You also unlock more side activities as you play, starting with the simple fishing minigame, but later getting a shovel to dig for treasure or a lawnmower for keeping your lawn in check. Each of these is charming in their own way and can often supply you with extra Carrots, but don’t they provide much more than a distraction while your plants grow. You can eventually get an aquarium to store your fish or get new seeds from digging, but the focus is always on the growing, and most of the upgrades tie into that.
Graphically, Bunhouse is quite basic. That in itself isn’t an awful thing, as the game exudes a low fidelity charm so it doesn’t end up being distracting. What is a problem happens to be the blurry fuzziness that covers everything. Whether it’s a technical issue or an artistic choice I couldn’t say, but with the tiny text size and font choice it makes simply looking at the screen a pain after a short while. There is also frequent pop in for objects and backgrounds, which ends up puncturing the scenic vibes more often than not.
It’s the little touches in Bunhouse that really bring the charm. You can row a boat out onto the lake whilst a friend fishes off the side, and orders of plants and equipment are delivered by a pair of birds carrying a palette between them. Even as I grew more frustrated with the controls I was often brought back by a cute detail I hadn’t noticed before. There’s a good selection of fur patterns and plenty of hats or mustaches to unlock, but just as often it’s things like the way your Buns push a lawnmower or do yoga in the sun.

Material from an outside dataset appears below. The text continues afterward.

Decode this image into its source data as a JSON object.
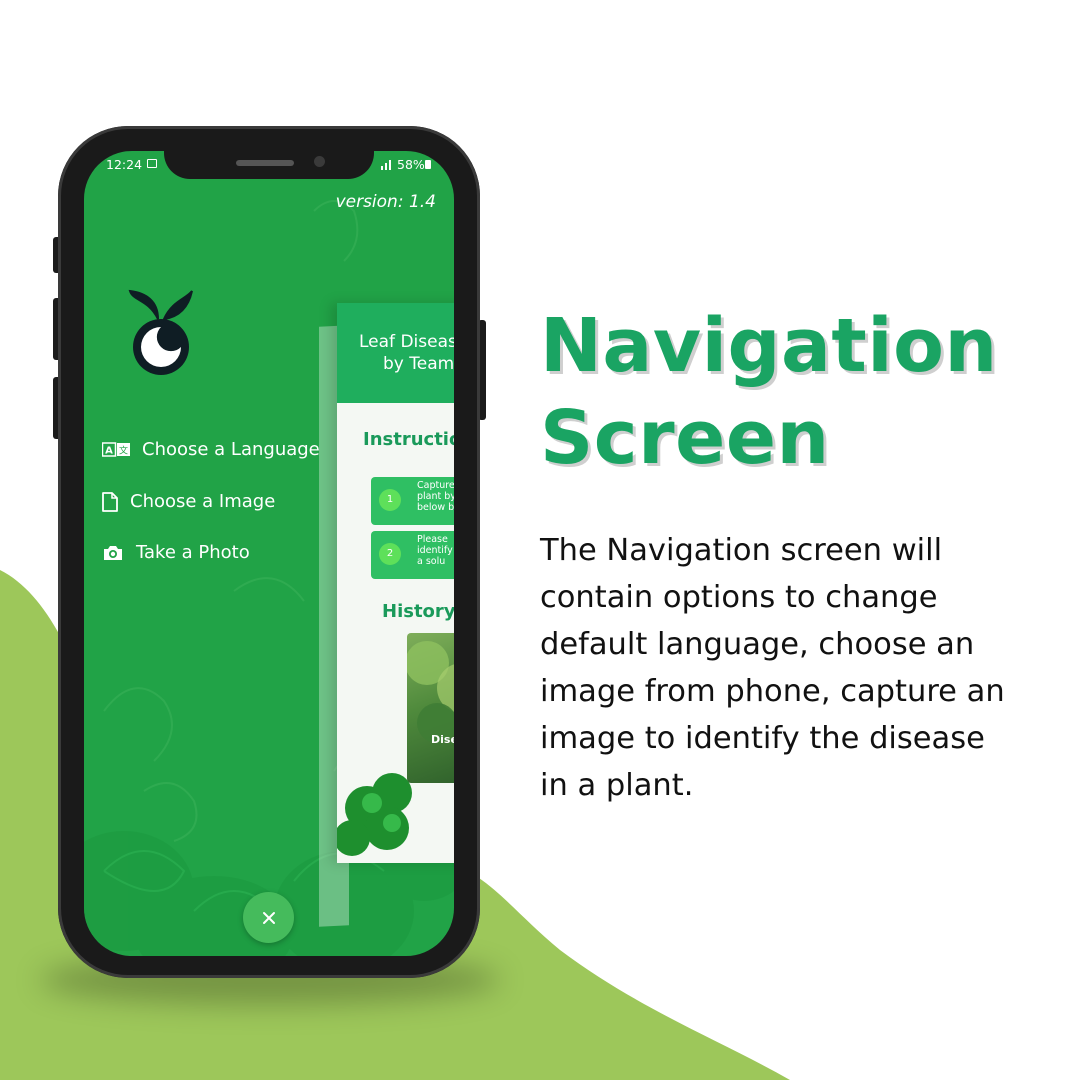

It’s a shame that the experience of actually playing Bunhouse feels so off, because it’s a cute game with a lovely, laid back atmosphere and it’s a clear labour of love from Reky Studios. It’s just that for all the charm points and rabbits in hats, the simple things can bring you right out of the experience. Fighting unwieldy controls, a molasses slow camera, and unclear visuals makes the game often frustrating to play, rather than the relaxing experience that was intended.